Monday, December 14, 2020

Should you call me Doctor, or not?

 

When you introduce someone, courtesy calls for giving their title. Sue Fox says in Chapter 5 (Meeting and Greeting, on page 76) of her book on Business Etiquette for Dummies, 2nd edition, 2008 page 76:

“If you know that the woman is a physician, a PhD, or a military officer, use the appropriate title.”

 

But that’s not what Joseph Epstein said in a nasty Walls Street Journal op-ed article on December 11, 2020 titled Is there a Doctor in the White House? Not if you need an M.D. He began by whining:

“Madame First Lady - Mrs. Biden – Jill - kiddo: a bit of advice on what may seem like a small but I think is a not unimportant matter. Any chance you might drop the ‘Dr.’ before your name? ‘Dr. Jill Biden’ sounds and feels fraudulent, not to say a touch comic. Your degree is, I believe, an Ed.D., a doctor of education, earned at the University of Delaware through a dissertation with the unpromising title ‘Student Retention at the Community College Level: Meeting Students’ Needs.’ A wise man once said that no one should call himself ‘Dr.’ unless he has delivered a child. Think about it, Dr. Jill, and forthwith drop the doc.”

 

Quite properly there was lots of negative feedback for Mr. Epstein. At Wonkette on December 12, 2020 there is an article by Robyn Pennacchia titled WSJ guy takes brave stand against Dr. Jill Biden calling herself Dr. Jill Biden. At NPR on December 13, 2020 there is another article by Rachel Treisman titled Op-Ed urging Jill Biden to drop the ‘Dr.’ sparks outrage online. And at CNN Opinion on December 14, 2020 there is yet another article by Kara Alaimo titled Attack on Jill Biden’s ‘Dr.” title is no surprise for women scholars -- and proof she needs to use it.

 

Taylor Swift’s new song, Marjorie, says to: “Never be so clever you forget to be kind.”

 

Mr. Epstein has written so much previously that we can easily use his own words to refute his claim about needing to deliver a baby before you can be called a Doctor. On page 38 of his 2002 book, Snobbery, he said:

 “Within each of the professions – medicine, law, clergy, engineering – there was a hierarchy, and even a hierarchy within each element of the hierarchy. In medicine an M.D. was above an osteopath, an osteopath above a dentist, a dentist perhaps above a veterinarian, a veterinarian above a chiropractor, a chiropractor tied in a panting dead heat with a podiatrist.”

 

So the medical hierarchy goes:

Medical Doctor (MD)

Doctor of Osteopathic Medicine (DO)

Dentist – Doctor of Dental Surgery (DDS)

Veterinarian - Doctor of Veterinary Medicine (DVM)

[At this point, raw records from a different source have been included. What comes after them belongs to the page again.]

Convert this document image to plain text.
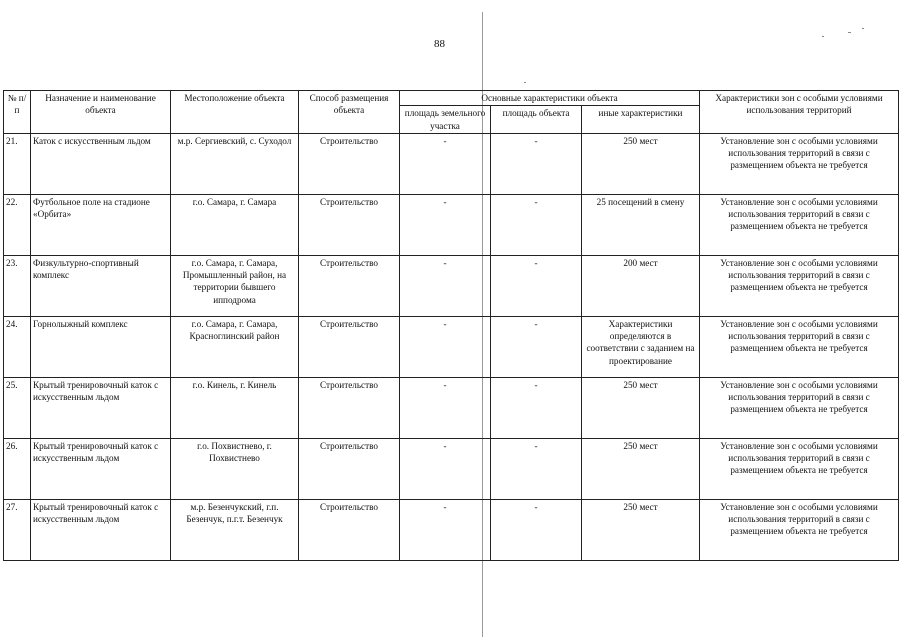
88
№ п/п	Назначение и наименование объекта	Местоположение объекта	Способ размещения объекта	Основные характеристики объекта			Характеристики зон с особыми условиями использования территорий
				площадь земельного участка	площадь объекта	иные характеристики	
21.	Каток с искусственным льдом	м.р. Сергиевский, с. Суходол	Строительство	-	-	250 мест	Установление зон с особыми условиями использования территорий в связи с размещением объекта не требуется
22.	Футбольное поле на стадионе «Орбита»	г.о. Самара, г. Самара	Строительство	-	-	25 посещений в смену	Установление зон с особыми условиями использования территорий в связи с размещением объекта не требуется
23.	Физкультурно-спортивный комплекс	г.о. Самара, г. Самара, Промышленный район, на территории бывшего ипподрома	Строительство	-	-	200 мест	Установление зон с особыми условиями использования территорий в связи с размещением объекта не требуется
24.	Горнолыжный комплекс	г.о. Самара, г. Самара, Красноглинский район	Строительство	-	-	Характеристики определяются в соответствии с заданием на проектирование	Установление зон с особыми условиями использования территорий в связи с размещением объекта не требуется
25.	Крытый тренировочный каток с искусственным льдом	г.о. Кинель, г. Кинель	Строительство	-	-	250 мест	Установление зон с особыми условиями использования территорий в связи с размещением объекта не требуется
26.	Крытый тренировочный каток с искусственным льдом	г.о. Похвистнево, г. Похвистнево	Строительство	-	-	250 мест	Установление зон с особыми условиями использования территорий в связи с размещением объекта не требуется
27.	Крытый тренировочный каток с искусственным льдом	м.р. Безенчукский, г.п. Безенчук, п.г.т. Безенчук	Строительство	-	-	250 мест	Установление зон с особыми условиями использования территорий в связи с размещением объекта не требуется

Chiropractor - Doctor of Chiropractic (DC)

Podiatrist - Doctor of Podiatric Medicine (DPM)

 

You wouldn’t expect a dentist, vet, chiropractor, or podiatrist to deliver a baby - but you still would call them a “Dr.”

 

Although Doctor of Philosophy (Ph.D.) is the best known non-medical title containing doctor, there are at least a half dozen others:

Doctor of Arts (D.A.)

Doctor of Divinity (D.D.)

Doctor of Education (Ed.D.)

Doctor of Engineering (Eng.D.)

Juris Doctor (J.D.)

Doctor of Philosophy (Ph.D.)

Doctor of Science (Sc.D.)

 

Mr. Epstein clearly is suffering from a case of envy. In 2003 he wrote a book on it titled Envy (in the Seven Deadly Sins series). On page 12 he referred to the psychoanalyst Melanie Klein as Dr. Klein, which is hilariously overblown. Harriet Pass Freidenreich’s 2002 book Female, Jewish, Educated (the lives of Central European university women) says to the contrary on page 87:

“Although some woman psychoanalysts, including Anna Freud and Melanie Reizes Klein, did not have university degrees, most held doctorates in medicine.”